The first video lecture, the physician seemed very good at conversing with the patient regardless of his heavy accent. She was very engaged with him and inquired relatable queries. She also appeared to understand him, which was impressive for the physician. At some point in the video, the patient talked about the use of herbs, which might have presented a cultural barrier for the physician however she smoothly moved forward from this and even requested him to give his own interpretation of his state. Lastly, she inquired about Chinese medication and was careful about considering what is rife in his cultural customs in relation to the condition. I think that the most successful aspect of this talk was the physician`s efforts to reiterate back to the patient what she understood from his remarks. This told the patient that she was listening as well as understood his viewpoint. After the doctor got all information related to the patient`s viewpoint, she then employed Western medication to an overview of his state by relating it to the medical practices of the Chinese (University of Michigan Course, par).
The next video lecture provided an exemplar of a poor cross-culture communiqué. From the start of the video, it was obvious that the physician wasn`t fully engaged with the patient as she folded her arms and appeared impatient. She frequently nodded her head almost in an attempt to hasten the patient in her clarification. The physician did not appear to comprehend what the patient was aphorism either as the patient clarified her need to regain her body balance. The physician appeared apathetic and incredulous of Chinese medical approach to the issue. The physician obviously disagreed with the holistic approach to the patient`s bleeding gums. As a result of the physician`s reluctance to be engaged, she allowed the patient to take the discussion off topic. The physician was very patronizing and talked about Western medication as being approved by scientific research after hearing the patient`s interpretation of the state. She was reluctant to integrate Chinese medication into her approach to the treatment of the patient (University of Michigan Course, par).

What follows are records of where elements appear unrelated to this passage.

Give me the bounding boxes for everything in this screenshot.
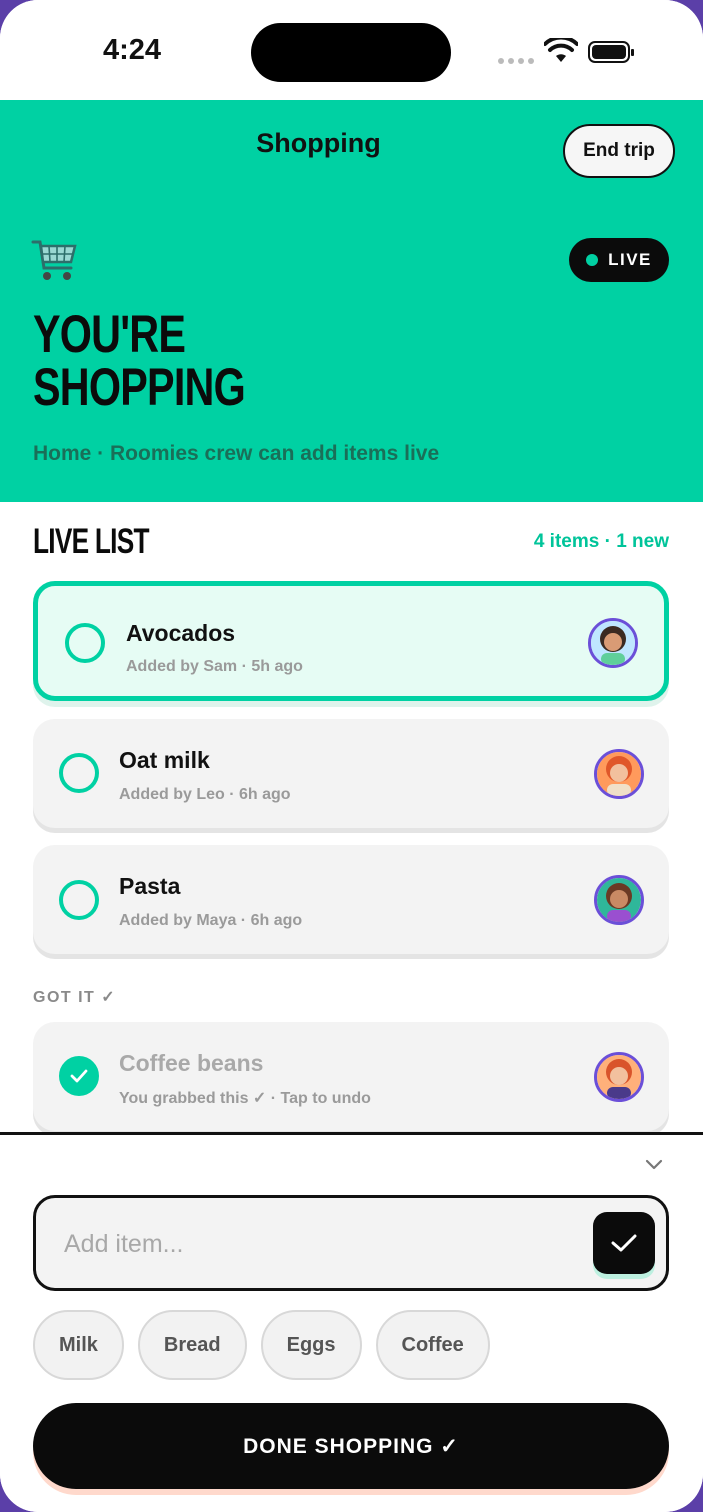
chip-milk[interactable]: Milk [33, 1310, 124, 1380]
list-item-new[interactable]: Avocados Added by Sam · 5h ago [33, 581, 669, 701]
quick-add-chips: Milk Bread Eggs Coffee [33, 1310, 490, 1380]
item-meta: Added by Maya · 6h ago [119, 912, 303, 929]
hero-heading: YOU'RE SHOPPING [33, 308, 345, 414]
add-item-input[interactable] [62, 1218, 586, 1270]
add-item-field [33, 1195, 669, 1291]
battery-icon [588, 41, 634, 63]
check-icon [611, 1234, 637, 1252]
end-trip-button[interactable]: End trip [563, 124, 675, 178]
add-item-sheet: Milk Bread Eggs Coffee DONE SHOPPING ✓ [0, 1132, 703, 1512]
hero-heading-line-2: SHOPPING [33, 358, 246, 417]
page-title: Shopping [256, 128, 381, 158]
status-bar: 4:24 [0, 0, 703, 100]
check-icon [70, 1069, 88, 1083]
shopping-cart-icon [31, 240, 77, 280]
live-list-heading: LIVE LIST [33, 522, 150, 561]
hero-subtitle: Home · Roomies crew can add items live [33, 442, 440, 465]
item-checkbox[interactable] [59, 753, 99, 793]
hero-heading-line-1: YOU'RE [33, 305, 186, 364]
item-name: Coffee beans [119, 1050, 264, 1076]
chip-coffee[interactable]: Coffee [375, 1310, 490, 1380]
wifi-icon [544, 38, 578, 62]
item-checkbox[interactable] [65, 623, 105, 663]
chip-eggs[interactable]: Eggs [260, 1310, 362, 1380]
live-indicator-dot [586, 254, 599, 266]
item-name: Oat milk [119, 747, 210, 773]
hero-banner: Shopping End trip LIVE YOU'RE SHOPPING H… [0, 100, 703, 502]
item-checkbox-checked[interactable] [59, 1056, 99, 1096]
list-item[interactable]: Oat milk Added by Leo · 6h ago [33, 719, 669, 828]
phone-screen: 4:24 Shopping End trip LIVE YOU'RE SHOPP… [0, 0, 703, 1512]
cellular-signal-icon [498, 58, 534, 64]
avatar [594, 749, 644, 799]
list-item-completed[interactable]: Coffee beans You grabbed this ✓ · Tap to… [33, 1022, 669, 1131]
live-badge: LIVE [569, 238, 669, 282]
item-meta: Added by Sam · 5h ago [126, 658, 303, 675]
item-meta: Added by Leo · 6h ago [119, 786, 291, 803]
chevron-down-icon[interactable] [644, 1157, 664, 1171]
item-checkbox[interactable] [59, 880, 99, 920]
item-name: Avocados [126, 620, 236, 646]
done-shopping-button[interactable]: DONE SHOPPING ✓ [33, 1403, 669, 1489]
item-count: 4 items · 1 new [533, 531, 669, 552]
item-name: Pasta [119, 873, 181, 899]
avatar [588, 618, 638, 668]
avatar [594, 875, 644, 925]
got-it-section-label: GOT IT ✓ [33, 989, 117, 1006]
chip-bread[interactable]: Bread [137, 1310, 247, 1380]
avatar [594, 1052, 644, 1102]
status-time: 4:24 [103, 34, 162, 66]
dynamic-island [251, 23, 451, 82]
add-item-button[interactable] [593, 1212, 655, 1274]
list-item[interactable]: Pasta Added by Maya · 6h ago [33, 845, 669, 954]
live-badge-label: LIVE [608, 250, 652, 269]
item-meta: You grabbed this ✓ · Tap to undo [119, 1090, 371, 1107]
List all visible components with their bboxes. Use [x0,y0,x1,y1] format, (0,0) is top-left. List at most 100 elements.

The cultural values, traditions and beliefs clearly had an impact on the health education efforts of both videos. The physician in the first video had greater esteem toward the patient`s culture as she knew he strongly believed in his culture`s approach to medication. In order to effectively approach his treatment, she gathered data concerning his cultural understanding of the state and then applied it to Western medication in order to enlighten the patient on her dissimilar approach to his treatment. The health provider in the second video, however, did not appear to have esteem for her patient`s culture as she was obviously apathetic in the holistic techniques and even refused to consider them in her treatment. She might have approached this situation more effectively by heartening the patient to continue with her body balance efforts, for example the drinking of the herbal tea whereas the physician applied Western medication treatments as well. This would have shown greater esteem for the cultural beliefs of the patient.
Health professional who desire to improve their cross-cultural communiqué skills with patients or clients should apply both basic communication skills and cultural sensitivity concepts (Arts, 2003). A physician who effectively communicates with his clients or patients is fully engaged as well as willing to deem the patient`s perception of their state. Additionally, a physician ought to be flexible and ready to integrate aspects of patient`s cultural belief system into the treatment approach. There is no harm in doing so if the alternative approach doesn`t interfere with the physician`s approach. For instance, if the second physician had been more heartening of her patient`s attempts to create balance in her body, the patient might have felt authenticated in her beliefs. This would not have interfered with the physician`s normal approach to the treatment of the patient.
Arts, W. A. (2003). The cultural diversity of European unity findings, explanations and reflections from the European values study. Boston, MA: Brill.